Wednesday, November 24, 2010

Little Obsessions

I am not by nature an obsessive person, at least on the compulsive level. I like my house tidy, but I don't think about what you don't see. If dust bunnies under the bed don't bother me, I don't bother them. I don't need to have pens lined up or my kids' toys stored exactly the right way. My time is better spent playing with my kids than worrying about the carpet fringe.
I have found some odd habits forming since becoming a mother. First, I started counting bottles. There are eight. At all times I must know where each bottle is, and nothing makes me happier than having all eight clean at the same time. I actually get a little annoyed with my kids if they decide not to finish one, and I have to store it in the fridge instead of washing it.
And now this has transfered to my daughter's binkies. Our son used Soothies, all rubber pacifiers. These things seemed to disappear on a daily basis or show up in bits if the dogs found one. I would just buy another pack. And then he stopped really being interested in them around four months.
My daughter is different. She didn't like the Soothies. She likes the Mams. Mams have these plastic knobs on which the company often places cute pictures such as a baby angel, a heart, or a seahorse. Also they can be pretty colors like pink. We have seven of them. We have always had seven of them. I am obsessed with not losing one. I have made myself late looking under the sofa and crib trying to find one that is missing even though I don't need it to go somewhere. I have the other six, you see. I will mentally go over where each one is at least twice a day. Pink and white in the crib. Angel and heart in the diaper bag. She's sucking away on the all pink one right now.
I know it is a relatively easy issue to psychoanalyze. The bottles and pacifiers are something easy to control, and in a life with two children just seven months apart, there isn't much I can control.
Someday, one of these binkies is going to go missing for real, hidden under a rack of baby clothes at Target, or will experience death as a chew toy.
I hope my sanity will survive.

1 comment:

  1. J used a pacifier (chuchi) until he was three! only at bed, but if he didn't have one, it was NIGHTMARISH! at about two, we decided to start forcing his hand on quitting, so we simply stopped buying them. i remember the final 2 pack: a red/yellow/blue chuchi and a pink and yellow chuchi. one afternoon, feeling brave, he threw the blue one in the kitchen trash.

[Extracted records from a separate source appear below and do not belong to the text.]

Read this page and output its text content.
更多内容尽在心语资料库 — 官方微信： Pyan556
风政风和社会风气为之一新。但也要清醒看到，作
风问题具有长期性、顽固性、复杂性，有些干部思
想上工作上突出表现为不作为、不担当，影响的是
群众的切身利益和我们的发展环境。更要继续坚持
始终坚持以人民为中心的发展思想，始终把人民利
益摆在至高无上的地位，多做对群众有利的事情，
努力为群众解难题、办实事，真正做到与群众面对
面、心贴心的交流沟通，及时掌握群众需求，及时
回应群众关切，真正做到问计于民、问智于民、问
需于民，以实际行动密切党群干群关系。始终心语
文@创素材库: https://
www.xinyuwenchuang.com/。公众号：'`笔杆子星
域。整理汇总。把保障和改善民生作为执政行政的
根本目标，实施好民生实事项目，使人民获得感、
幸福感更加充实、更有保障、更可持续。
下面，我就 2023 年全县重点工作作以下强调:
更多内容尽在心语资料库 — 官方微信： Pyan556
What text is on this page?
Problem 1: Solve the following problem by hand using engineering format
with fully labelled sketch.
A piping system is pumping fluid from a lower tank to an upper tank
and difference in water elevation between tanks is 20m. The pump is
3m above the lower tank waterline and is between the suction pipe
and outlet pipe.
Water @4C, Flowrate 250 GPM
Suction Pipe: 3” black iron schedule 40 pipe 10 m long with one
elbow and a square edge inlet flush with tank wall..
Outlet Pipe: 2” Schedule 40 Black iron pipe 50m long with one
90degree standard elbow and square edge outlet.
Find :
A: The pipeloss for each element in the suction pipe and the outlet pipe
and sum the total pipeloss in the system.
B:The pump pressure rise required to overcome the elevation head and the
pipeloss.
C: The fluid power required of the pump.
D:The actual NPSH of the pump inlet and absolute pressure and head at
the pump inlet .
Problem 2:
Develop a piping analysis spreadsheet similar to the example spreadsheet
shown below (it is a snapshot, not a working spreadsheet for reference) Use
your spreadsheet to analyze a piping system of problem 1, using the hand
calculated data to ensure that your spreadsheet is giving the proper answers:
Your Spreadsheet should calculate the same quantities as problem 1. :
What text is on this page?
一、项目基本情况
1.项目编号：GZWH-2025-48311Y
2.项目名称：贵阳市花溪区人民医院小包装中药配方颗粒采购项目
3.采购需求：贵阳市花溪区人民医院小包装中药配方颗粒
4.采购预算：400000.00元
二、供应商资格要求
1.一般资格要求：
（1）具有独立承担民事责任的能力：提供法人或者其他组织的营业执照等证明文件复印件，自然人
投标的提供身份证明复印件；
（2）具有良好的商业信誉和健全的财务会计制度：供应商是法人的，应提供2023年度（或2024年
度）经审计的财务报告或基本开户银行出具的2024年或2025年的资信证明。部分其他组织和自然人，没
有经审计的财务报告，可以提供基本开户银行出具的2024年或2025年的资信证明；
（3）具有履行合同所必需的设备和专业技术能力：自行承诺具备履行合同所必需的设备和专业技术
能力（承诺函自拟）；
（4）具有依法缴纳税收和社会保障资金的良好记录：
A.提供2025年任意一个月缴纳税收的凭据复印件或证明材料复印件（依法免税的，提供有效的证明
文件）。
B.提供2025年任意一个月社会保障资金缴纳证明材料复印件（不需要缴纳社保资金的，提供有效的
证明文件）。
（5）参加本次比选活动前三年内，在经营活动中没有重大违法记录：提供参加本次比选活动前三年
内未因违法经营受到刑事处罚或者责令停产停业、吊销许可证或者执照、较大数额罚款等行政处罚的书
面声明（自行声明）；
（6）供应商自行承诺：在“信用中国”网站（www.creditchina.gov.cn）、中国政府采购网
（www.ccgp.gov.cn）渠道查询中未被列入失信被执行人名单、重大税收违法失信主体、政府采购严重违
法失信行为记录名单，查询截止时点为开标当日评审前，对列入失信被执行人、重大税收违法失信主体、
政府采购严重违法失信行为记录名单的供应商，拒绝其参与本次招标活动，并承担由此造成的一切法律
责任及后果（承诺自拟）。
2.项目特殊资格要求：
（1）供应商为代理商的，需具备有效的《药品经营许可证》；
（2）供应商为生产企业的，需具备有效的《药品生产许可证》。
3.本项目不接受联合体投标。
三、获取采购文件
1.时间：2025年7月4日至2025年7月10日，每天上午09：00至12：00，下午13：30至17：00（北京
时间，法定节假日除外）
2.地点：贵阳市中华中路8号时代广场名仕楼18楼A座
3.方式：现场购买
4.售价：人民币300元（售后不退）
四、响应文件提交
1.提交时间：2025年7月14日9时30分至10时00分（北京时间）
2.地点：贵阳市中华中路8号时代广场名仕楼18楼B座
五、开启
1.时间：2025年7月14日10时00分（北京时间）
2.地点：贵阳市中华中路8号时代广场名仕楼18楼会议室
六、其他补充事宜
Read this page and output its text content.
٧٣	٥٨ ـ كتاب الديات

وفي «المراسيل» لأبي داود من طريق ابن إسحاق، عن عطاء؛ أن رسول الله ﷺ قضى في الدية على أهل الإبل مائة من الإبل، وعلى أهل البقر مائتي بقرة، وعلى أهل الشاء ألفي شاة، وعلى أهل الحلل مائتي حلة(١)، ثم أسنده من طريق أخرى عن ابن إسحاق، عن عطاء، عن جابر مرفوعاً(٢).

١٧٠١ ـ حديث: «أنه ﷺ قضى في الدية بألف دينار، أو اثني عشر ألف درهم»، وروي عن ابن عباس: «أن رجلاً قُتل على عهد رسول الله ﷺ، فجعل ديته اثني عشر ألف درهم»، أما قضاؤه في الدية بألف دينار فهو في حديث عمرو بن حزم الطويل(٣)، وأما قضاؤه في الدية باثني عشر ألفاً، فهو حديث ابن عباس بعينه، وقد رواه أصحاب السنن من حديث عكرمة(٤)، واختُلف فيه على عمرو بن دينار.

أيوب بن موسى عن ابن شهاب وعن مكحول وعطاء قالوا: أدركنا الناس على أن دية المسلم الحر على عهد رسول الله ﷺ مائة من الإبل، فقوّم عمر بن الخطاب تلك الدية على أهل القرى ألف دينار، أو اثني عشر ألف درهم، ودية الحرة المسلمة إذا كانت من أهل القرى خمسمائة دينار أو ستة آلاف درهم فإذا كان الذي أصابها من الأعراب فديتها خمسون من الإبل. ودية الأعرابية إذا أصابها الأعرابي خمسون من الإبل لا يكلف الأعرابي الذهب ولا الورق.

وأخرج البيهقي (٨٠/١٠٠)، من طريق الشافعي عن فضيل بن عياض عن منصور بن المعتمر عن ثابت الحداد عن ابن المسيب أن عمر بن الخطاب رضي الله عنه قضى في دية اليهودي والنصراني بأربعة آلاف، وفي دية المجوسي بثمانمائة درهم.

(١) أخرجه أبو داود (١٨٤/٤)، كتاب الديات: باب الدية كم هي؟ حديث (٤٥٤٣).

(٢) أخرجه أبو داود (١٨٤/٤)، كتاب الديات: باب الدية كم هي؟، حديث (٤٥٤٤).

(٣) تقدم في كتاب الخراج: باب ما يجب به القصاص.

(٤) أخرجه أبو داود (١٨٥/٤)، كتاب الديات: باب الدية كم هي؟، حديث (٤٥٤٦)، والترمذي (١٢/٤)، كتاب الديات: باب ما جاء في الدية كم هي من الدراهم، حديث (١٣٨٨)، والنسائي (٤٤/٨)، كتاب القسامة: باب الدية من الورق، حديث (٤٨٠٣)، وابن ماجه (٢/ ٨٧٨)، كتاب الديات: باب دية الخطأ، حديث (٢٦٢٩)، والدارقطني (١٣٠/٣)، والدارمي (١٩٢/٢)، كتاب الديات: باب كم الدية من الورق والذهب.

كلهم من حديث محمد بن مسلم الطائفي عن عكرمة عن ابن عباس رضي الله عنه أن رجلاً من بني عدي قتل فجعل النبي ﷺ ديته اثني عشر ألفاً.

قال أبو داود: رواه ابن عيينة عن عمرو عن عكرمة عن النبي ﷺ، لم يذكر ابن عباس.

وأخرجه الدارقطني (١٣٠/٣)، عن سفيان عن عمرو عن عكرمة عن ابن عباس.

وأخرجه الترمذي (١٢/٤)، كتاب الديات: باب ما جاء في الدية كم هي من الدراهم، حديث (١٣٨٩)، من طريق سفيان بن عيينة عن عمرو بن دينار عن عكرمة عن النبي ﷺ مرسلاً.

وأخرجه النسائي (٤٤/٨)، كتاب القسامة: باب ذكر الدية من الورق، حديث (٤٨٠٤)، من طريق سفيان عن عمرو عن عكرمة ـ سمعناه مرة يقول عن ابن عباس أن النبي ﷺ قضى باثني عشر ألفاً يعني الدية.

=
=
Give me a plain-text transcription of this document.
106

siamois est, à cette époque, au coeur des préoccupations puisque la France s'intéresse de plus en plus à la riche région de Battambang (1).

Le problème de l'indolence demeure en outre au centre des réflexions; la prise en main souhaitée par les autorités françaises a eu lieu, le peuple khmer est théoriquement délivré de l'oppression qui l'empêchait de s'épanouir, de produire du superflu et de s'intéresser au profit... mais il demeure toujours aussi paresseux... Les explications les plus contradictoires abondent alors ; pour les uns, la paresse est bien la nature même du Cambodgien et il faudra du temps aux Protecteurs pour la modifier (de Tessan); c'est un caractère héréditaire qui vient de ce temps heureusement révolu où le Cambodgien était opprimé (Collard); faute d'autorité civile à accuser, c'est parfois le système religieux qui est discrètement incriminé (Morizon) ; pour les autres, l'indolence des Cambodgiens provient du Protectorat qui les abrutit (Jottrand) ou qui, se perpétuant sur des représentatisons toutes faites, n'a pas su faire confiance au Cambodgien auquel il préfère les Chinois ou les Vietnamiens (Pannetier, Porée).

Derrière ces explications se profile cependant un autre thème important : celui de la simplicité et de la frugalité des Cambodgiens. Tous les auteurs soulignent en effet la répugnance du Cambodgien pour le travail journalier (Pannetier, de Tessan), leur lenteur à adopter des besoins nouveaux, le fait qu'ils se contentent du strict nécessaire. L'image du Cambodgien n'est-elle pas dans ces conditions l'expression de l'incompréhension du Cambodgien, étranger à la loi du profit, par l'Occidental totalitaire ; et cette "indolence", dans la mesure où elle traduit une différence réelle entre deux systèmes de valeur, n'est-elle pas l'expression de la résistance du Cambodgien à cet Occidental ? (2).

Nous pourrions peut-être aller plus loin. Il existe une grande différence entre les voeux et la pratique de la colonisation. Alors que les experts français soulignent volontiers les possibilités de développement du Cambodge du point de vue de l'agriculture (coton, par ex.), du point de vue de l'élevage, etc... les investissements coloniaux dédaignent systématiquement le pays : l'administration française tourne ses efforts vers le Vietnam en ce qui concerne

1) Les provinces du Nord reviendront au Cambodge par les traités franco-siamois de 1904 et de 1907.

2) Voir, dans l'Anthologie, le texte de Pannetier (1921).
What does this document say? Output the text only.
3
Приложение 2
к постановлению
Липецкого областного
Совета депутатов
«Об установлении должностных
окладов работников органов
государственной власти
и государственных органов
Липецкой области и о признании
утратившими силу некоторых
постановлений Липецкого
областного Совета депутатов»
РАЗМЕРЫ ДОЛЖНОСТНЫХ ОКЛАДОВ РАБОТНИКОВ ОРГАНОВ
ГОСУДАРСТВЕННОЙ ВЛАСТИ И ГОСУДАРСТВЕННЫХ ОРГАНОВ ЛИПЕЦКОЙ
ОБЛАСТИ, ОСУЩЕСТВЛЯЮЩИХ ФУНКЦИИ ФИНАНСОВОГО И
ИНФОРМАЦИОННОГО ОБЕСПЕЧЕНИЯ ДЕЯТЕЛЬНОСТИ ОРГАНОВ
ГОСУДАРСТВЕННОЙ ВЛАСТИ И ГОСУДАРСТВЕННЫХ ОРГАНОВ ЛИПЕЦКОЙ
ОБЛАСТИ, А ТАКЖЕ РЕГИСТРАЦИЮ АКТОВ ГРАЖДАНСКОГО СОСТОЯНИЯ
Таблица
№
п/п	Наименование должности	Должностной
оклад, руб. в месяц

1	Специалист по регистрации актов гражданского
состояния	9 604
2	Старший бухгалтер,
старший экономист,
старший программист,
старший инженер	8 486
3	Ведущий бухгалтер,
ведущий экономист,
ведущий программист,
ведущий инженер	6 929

    but, he wasn't quite ready to be chuchi free. so the pink one it was. and then, he chewed a hole in it. but it was the last one! he was not about to give up! i swear to you, half of the rubber chewy part was gone before he finally gave it up for good. the sad, pink chuchi with the hole in it.

    we went to a music festival 9 hours from home and when we finally settled down to sleep in our wet tent that first night, we realized pink chuchi had not made the trip.

    there is NOTHING like taking your three year old to a Zydeco tent at midnight at a music festival to make him forget all about his chuchi!!